Transitioning and Welcoming 2018

As this year draws to its end,
we give thanks for the gifts it brought
and how they become inlaid within
where neither time nor tide can touch them.
Days when beloved faces shone brighter
With light from beyond themselves;
And from the granite of some secret sorrow
A stream of buried tears loosened.
We bless this year for all we learned,
For all we loved and lost
And for the quiet way it brought us
Nearer to our invisible destination.

At the End of the Year —John O’Donohue

Transitioning and Welcoming 2018

As we shift from the turbulence of 2017 into the promise of the new year, it can be important and significant to look back and remember all the moments of peace, ease, interconnection, strength, tenacity, and happiness we experienced.

If you were aroused to take new actions because you were stimulated by the changing political, racial, ethnic, and immigration situations you encountered, you were most likely meeting new and different kinds of people, joining organizations, or contributing monetarily to a group that represented humanitarian rights. Your world expanded in ways you may never have expected. Your learning curve grew in adapting to all the daily rhetoric by the president, his staff, and the news media, and you probably read more to comprehend the altering world situation and the impacts of climate change denial. As John O’Donohue says in his poem, “We bless this year for all we learned, for all have loved and lost and for the quiet way it brought us nearer to our invisible destination.”

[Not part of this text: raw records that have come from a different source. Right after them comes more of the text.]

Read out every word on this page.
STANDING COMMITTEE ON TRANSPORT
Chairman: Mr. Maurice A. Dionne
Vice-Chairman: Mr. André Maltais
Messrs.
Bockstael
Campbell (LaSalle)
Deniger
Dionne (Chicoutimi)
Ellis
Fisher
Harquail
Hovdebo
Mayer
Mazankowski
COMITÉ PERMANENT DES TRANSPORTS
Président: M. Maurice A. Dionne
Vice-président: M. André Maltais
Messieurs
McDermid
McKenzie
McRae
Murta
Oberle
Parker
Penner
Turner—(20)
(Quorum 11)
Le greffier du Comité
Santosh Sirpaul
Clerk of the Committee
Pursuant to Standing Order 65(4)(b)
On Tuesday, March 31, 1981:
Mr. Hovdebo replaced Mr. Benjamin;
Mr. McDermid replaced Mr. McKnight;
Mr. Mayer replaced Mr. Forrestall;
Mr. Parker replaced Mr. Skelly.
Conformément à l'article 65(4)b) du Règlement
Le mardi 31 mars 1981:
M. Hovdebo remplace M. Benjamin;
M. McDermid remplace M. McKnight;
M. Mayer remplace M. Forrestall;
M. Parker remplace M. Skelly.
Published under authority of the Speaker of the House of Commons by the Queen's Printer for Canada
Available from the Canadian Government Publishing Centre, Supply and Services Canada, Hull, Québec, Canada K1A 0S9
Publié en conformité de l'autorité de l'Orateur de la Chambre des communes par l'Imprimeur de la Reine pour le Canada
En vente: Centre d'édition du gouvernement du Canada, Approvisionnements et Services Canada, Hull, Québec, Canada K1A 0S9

Remembering all we have learned provides us with both motivation and momentum to meet the conditions this new year will bring. Now is when we bring this new-found strength and conviction with us to embellish our energies. In Buddhist teachings, approaching every action you take is enhanced based on your intentions. Intentions are the mind states we choose in order to manifest and support our wishes and values for the future. This is the time we engage winter’s stillness and depth to slow down and contemplate what is most important to us. An intention can be compared to seeds that you plant, tend to, nourish, and train to bear fruit. The fruit is the gift that is born from the efforts and determination you bring to your undertaking. This is the resolution that issues forth that we carry into the dawning of all new beginnings.